Recently, I found myself at a crafts activity sponsored by a local library in which children were invited to create snowflakes out of pipe cleaners and beads. A boy of about four or five sitting near me showed his mother what he had done, and immediately she gushed about how wonderful it was. Then, since I was the only other adult at the table, he held his snowflake out so I, too, could see it clearly. Instead of offering an evaluation, I asked him whether he liked it. “Not so much,” he admitted. I asked why, and he began to explain, his tone suggesting genuine interest in figuring out other possible ways he might have used the materials. This is exactly the sort of elaboration and reflection that are stifled when we slather our kids with praise. They tend to stop thinking and talking about what they’ve done as soon as we pass judgment on it.

...

My best advice here is to watch for the impact it has. If you’re in the habit of saying something to your children that could be construed as praise, see if they then look to you for—and seem to need—such comments on a regular basis. Try to figure out whether their intrinsic motivation (their commitment to an action or their interest in a given activity) seems to have lessened as a result of these kinds of statements from you.

In short, I’m not suggesting that we stop saying positive things to our children. But I am saying that we should look at the underlying significance of what we say, and how it’s heard, rather than just trying to use or avoid specific words. If children perceive that we’re simply joining with them to celebrate their accomplishments, that’s fine. But if they perceive that we’re imposing our evaluations on them, this can easily crowd out their own instincts about when and why to feel proud of themselves. Pretty soon they may come to define the value of what they do in terms of whether it elicits our approval—or, later, the approval of other people in authority.


The rest of the excerpts in this section are from earlier in the chapter, i.e., from before the excerpts above.

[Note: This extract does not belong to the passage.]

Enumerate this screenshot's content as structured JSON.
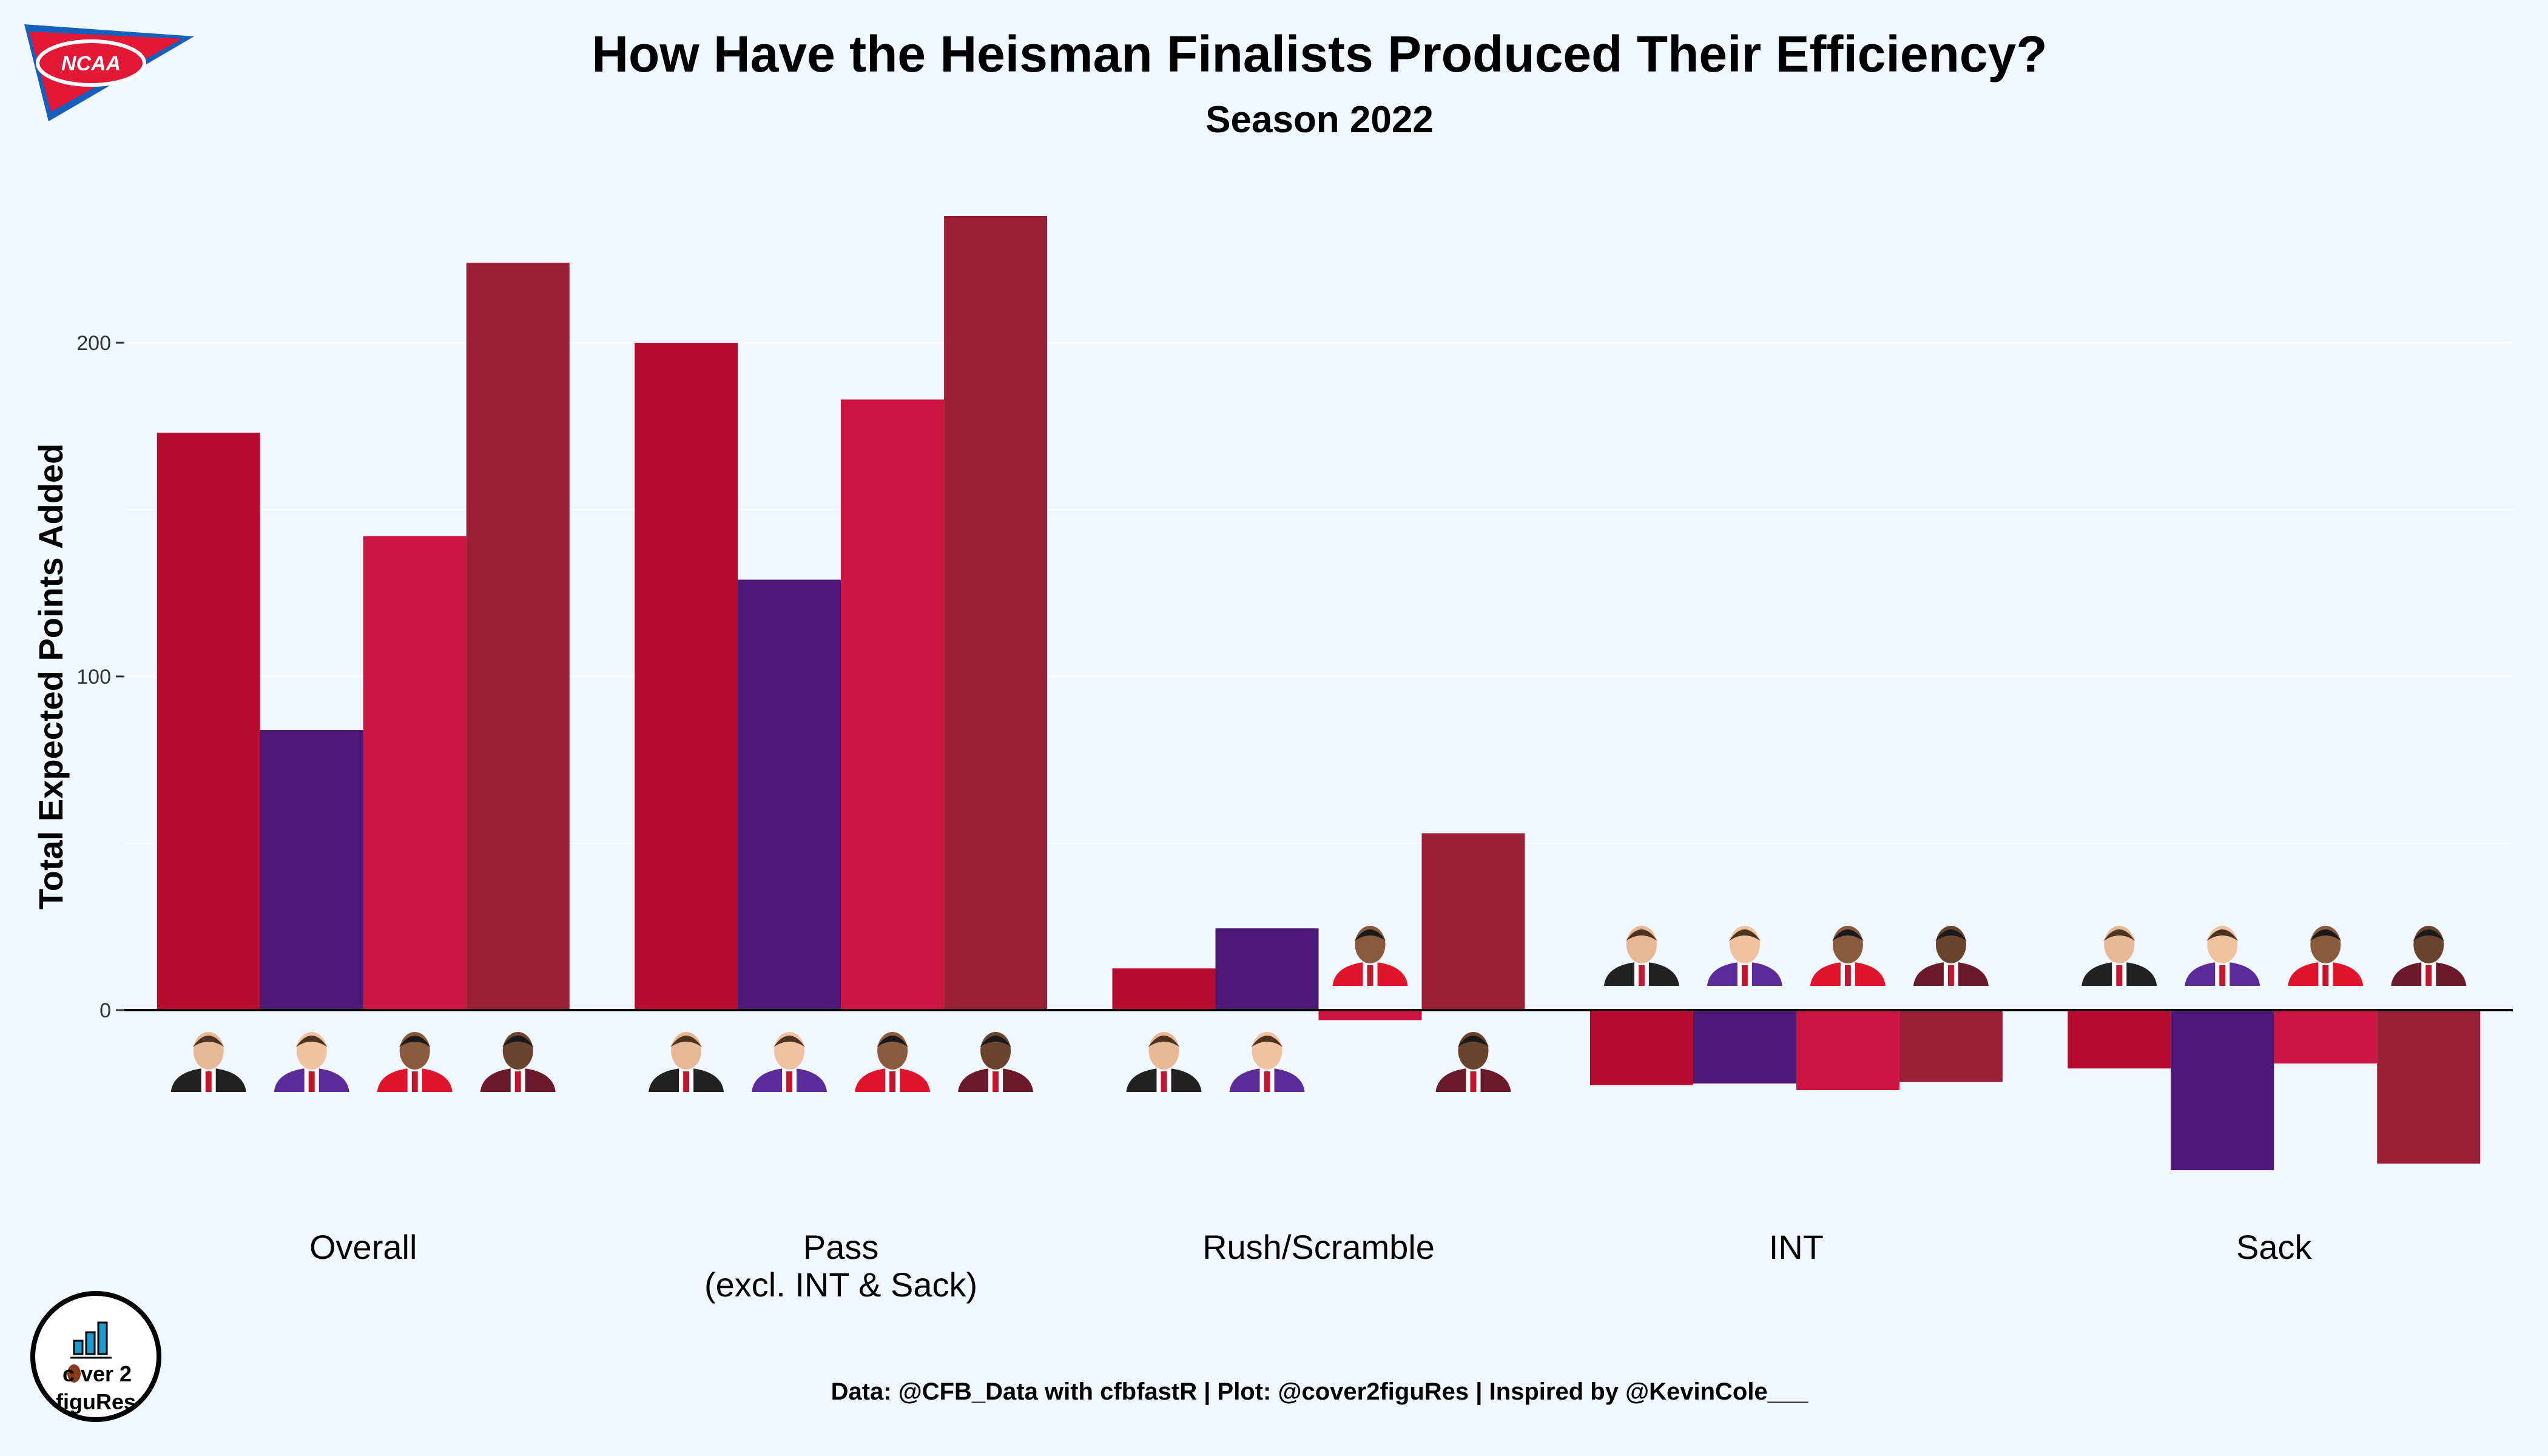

… give them affection (which they need) without limit, without reservations, and without excuse. Pay as much attention to them as you can, regardless of mood or circumstance. Let them know you’re delighted to be with them, that you care about them no matter what happens. [The author notes that this basic posture is completely different from praise that involves deliberately saying something to produce a desired effect (rather than responding authentically and spontaneously to what a child has done).]

...

... to communicate in many different ways that our basic acceptance of them is a given, a rock-solid core beneath whatever we happen to be feeling, and they happen to be doing, today.

... I’m not saying you can’t be proud of a particular accomplishment. ... You can take special delight when your child does something remarkable, but, again, not in a way that suggests your love hinges on such events. If you strike that balance correctly, children are less likely to grow up feeling they’re worthwhile only when they succeed. They’ll be able to fail without concluding that they themselves are failures.